Walter hatte sein letztes Stück Kuchen aufgegessen und war aufgestanden. »Sex und Drogen natürlich, was sonst?«
»Oh, die gibt’s in München auch!« schrie Stefanie.
»Sex und Drogen, jede Menge!«
Walter fuhr ihr im Hinausgehen durch die Haare. »Aber keine Agenten und Spione, Kleine. Von denen wimmelt’s nur so in der Schweiz.«
»Und dann die Ausländer«, ließ Inge sich vernehmen, »die haben wir hier natürlich leider auch. Aber dort sind nichts wie Ausländer.« Sie schauderte. »Schrecklich.«
»Sehr richtig!« pflichtete Peter Kaschny ihr bei. »Ich habe nichts gegen Ausländer. Ich weiß, daß es sehr nette und anständige Menschen unter ihnen gibt. Aber auf die Masse gesehen – also im großen Ganzen – sind sie doch ein Pack. Das organisierte Verbrechen…« Sabine fiel ihm ins Wort. »Vati, ich bitte dich! Du weißt, wie ich dieses Gerede hasse.«
»Jetzt hört mal!« Stefanie klopfte mit dem Löffel gegen die Tasse, und alle sahen sie an. »Wißt ihr, was mir gerade aufgefallen ist? In der Schweiz werden wir die Ausländer sein. Habt ihr Worte?«
»Mein kleiner Schlaukopf!« Sabine beugte sich zu ihr hinunter und gab ihr einen flüchtigen Kuß. »Du hast’s erfaßt.« Sie nahm die Gelegenheit wahr, das Thema zu wechseln und fragte: »Wie geht’s mit Walter?«
Es hatte harte Auseinandersetzungen mit dem Jungen gegeben, da er sich geweigert hatte, auf dem Gymnasium zu bleiben und das Abitur zu absolvieren.

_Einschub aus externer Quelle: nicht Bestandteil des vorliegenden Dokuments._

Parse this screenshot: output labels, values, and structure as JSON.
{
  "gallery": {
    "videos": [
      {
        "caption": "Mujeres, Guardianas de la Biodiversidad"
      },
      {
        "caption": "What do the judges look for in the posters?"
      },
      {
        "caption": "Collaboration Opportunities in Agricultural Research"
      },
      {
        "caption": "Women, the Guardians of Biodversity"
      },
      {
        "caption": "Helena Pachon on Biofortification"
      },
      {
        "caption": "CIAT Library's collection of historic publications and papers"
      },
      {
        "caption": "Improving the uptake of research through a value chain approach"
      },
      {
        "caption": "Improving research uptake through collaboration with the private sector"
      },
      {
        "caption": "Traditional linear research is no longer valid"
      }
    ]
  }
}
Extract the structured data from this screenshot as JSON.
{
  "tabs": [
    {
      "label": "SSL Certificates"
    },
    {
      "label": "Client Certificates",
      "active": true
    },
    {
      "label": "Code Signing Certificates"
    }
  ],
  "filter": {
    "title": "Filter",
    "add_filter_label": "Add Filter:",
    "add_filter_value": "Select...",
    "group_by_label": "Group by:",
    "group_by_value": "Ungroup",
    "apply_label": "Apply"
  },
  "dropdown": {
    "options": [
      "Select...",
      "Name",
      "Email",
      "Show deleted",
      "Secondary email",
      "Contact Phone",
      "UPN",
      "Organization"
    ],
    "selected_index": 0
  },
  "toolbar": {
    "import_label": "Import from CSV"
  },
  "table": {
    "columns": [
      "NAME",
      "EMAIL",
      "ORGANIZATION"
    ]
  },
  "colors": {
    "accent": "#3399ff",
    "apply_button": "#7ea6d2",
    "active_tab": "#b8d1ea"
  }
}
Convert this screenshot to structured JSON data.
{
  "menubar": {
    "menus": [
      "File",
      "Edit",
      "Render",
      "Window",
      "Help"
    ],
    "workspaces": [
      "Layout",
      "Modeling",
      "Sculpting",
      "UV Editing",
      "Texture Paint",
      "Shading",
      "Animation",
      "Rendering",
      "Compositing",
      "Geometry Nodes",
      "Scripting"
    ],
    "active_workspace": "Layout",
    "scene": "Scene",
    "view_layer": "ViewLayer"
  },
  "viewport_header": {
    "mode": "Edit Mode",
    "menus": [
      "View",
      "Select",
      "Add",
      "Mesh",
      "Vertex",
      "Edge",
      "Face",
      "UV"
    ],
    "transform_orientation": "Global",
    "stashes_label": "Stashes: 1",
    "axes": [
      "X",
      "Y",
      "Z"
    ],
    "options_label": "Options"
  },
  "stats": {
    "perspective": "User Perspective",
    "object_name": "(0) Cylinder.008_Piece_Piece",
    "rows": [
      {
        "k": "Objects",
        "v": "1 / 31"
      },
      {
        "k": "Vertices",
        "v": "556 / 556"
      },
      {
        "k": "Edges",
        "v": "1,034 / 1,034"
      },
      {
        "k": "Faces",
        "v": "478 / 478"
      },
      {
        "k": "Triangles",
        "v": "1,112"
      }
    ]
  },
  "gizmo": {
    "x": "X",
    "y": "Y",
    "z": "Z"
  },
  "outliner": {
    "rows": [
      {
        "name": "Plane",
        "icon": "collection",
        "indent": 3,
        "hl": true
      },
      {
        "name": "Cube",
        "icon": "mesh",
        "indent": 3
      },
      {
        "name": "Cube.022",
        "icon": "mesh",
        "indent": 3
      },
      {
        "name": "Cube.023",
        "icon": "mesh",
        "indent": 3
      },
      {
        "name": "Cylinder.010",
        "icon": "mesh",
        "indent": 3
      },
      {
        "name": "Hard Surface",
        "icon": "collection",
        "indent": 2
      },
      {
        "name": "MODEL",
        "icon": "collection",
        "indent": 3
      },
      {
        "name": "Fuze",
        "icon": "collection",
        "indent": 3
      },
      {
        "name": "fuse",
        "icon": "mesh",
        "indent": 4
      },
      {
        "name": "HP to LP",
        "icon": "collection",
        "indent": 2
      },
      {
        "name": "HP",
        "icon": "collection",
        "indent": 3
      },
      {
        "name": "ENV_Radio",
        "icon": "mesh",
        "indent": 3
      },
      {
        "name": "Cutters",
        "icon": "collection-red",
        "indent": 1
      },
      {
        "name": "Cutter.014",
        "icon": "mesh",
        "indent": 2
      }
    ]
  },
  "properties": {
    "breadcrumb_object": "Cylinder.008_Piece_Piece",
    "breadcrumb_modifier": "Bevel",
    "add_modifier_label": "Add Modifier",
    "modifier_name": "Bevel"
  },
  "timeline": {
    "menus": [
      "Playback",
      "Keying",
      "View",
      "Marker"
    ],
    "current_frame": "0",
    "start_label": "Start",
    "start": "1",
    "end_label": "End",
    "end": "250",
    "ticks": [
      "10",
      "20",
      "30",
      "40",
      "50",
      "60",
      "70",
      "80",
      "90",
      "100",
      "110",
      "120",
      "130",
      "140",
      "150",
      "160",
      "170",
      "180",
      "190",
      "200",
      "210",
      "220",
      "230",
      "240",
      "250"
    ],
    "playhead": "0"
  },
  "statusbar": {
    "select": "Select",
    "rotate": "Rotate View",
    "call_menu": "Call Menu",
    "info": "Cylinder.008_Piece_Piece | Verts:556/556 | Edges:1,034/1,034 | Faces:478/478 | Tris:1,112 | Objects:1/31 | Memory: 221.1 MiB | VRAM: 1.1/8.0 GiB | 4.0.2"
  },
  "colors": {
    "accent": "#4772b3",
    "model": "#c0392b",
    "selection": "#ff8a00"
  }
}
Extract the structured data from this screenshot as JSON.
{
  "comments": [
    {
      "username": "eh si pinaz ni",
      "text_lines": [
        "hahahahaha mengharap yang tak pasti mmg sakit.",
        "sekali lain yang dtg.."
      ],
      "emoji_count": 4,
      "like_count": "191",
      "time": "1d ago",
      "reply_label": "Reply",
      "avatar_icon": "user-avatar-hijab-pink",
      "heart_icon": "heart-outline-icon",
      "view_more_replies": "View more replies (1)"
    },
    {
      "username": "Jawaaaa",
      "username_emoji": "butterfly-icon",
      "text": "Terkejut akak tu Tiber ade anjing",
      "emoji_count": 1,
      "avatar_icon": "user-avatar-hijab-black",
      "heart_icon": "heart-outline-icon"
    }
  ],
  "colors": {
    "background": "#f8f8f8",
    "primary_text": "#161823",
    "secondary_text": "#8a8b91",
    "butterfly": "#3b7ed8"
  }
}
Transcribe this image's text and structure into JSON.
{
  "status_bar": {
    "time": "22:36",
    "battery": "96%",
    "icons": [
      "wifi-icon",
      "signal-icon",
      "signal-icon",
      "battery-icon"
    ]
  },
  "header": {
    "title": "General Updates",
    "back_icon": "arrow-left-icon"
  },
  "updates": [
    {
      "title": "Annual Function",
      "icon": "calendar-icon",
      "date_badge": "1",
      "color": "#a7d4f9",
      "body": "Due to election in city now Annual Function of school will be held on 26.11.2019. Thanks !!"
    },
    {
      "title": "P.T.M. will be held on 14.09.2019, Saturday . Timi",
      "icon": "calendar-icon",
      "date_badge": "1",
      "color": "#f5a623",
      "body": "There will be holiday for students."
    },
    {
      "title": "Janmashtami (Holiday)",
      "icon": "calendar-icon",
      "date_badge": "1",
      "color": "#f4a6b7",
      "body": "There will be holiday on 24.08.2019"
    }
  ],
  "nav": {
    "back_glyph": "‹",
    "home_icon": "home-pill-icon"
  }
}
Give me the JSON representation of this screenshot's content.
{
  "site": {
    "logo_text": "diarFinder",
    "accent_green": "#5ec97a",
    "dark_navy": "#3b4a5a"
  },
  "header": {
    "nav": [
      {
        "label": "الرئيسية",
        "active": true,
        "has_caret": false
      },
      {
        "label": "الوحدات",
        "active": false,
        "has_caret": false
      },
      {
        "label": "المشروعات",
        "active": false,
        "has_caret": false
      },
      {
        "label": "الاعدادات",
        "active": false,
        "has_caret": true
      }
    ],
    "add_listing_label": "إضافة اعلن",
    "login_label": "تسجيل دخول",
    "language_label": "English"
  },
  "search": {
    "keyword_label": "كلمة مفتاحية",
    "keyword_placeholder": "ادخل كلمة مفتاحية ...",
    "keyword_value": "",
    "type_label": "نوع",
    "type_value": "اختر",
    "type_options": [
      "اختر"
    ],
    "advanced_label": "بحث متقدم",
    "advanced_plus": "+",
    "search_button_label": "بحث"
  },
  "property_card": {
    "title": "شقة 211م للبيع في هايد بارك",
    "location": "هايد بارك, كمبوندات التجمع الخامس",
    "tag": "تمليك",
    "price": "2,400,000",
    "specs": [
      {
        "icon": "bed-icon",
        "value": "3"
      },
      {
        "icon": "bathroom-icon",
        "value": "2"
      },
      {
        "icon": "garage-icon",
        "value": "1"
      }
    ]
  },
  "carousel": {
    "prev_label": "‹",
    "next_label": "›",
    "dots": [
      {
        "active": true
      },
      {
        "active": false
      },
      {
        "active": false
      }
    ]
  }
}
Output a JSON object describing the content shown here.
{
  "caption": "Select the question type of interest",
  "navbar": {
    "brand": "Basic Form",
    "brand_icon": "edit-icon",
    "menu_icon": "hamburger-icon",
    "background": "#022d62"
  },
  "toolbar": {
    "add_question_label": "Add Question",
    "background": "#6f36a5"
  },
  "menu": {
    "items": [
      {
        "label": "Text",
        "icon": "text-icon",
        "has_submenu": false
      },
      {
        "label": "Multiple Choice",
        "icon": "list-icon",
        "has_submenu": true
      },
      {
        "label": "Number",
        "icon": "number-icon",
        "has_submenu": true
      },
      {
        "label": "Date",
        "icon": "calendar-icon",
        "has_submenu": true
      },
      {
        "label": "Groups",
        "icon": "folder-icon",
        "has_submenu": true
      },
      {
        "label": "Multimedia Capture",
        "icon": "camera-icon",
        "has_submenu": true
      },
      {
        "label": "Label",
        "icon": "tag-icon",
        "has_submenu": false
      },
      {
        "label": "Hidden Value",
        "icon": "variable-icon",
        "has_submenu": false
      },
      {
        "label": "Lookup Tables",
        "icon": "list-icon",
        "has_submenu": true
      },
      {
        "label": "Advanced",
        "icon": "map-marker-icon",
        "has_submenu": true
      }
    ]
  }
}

»Wir hoffen, daß ihm die Lehre Spaß macht«, sagte Marianne Kaschny unsicher.
»Es ist ja nichts aus ihm rauszubekommen«, setzte der Vater hinzu, »man sieht ihn höchstens zu den Mahlzeiten.«
»Aber er ist ein guter Bub«, verteidigte Marianne ihren Sohn, »er ist bloß in einem schwierigen Alter.«
»Und er hat die falschen Freunde.«
»Ja, einen schlechten Umgang.« Marianne Kaschny seufzte. »Und den läßt er sich nicht ausreden. Leider.« Sabine hätte einiges dazu sagen können. Doch sie hielt sich zurück, denn sie wollte keinen Streit aufkommen lassen. Sie mochte ihre Eltern. Aber wie in ihrer Jugend litt sie unter dem Gefühl, nicht verstanden zu werden, auch von Inge. Die Schwester war stets neidisch auf sie gewesen und war es auch wohl immer noch. So waren sich die beiden jungen Frauen niemals wirklich nähergekommen.
»Ich glaube, es wird Zeit für uns«, erklärte Sabine, »wir haben noch viel zu tun.«
Stefanie schnellte wie eine Feder hoch.
»Du kannst ruhig rauchen, Sabine«, sagte die Mutter.
»Danke, ich mag jetzt nicht. Das wäre vielleicht nicht gut für das Baby.«
»Ich kann Josefine nach nebenan bringen«, erbot sich Inge.
»Sehr lieb von dir, aber nicht nötig. Wir müssen jetzt wirklich los.«
»Au revoir, grand-père, au revoir, grand-mère!« Stefanie umarmte ihre Großeltern. »Au revoir, ma tante«, sagte sie zu Inge und gab Josefine einen kleinen Stups auf das Näschen. »Mach’s gut, du süßer kleiner Liebling. Bin schon gespannt, was du alles können wirst, wenn wir wieder zurück sind.«
Sabine und Stefanie atmeten auf, als sie wieder im Auto saßen.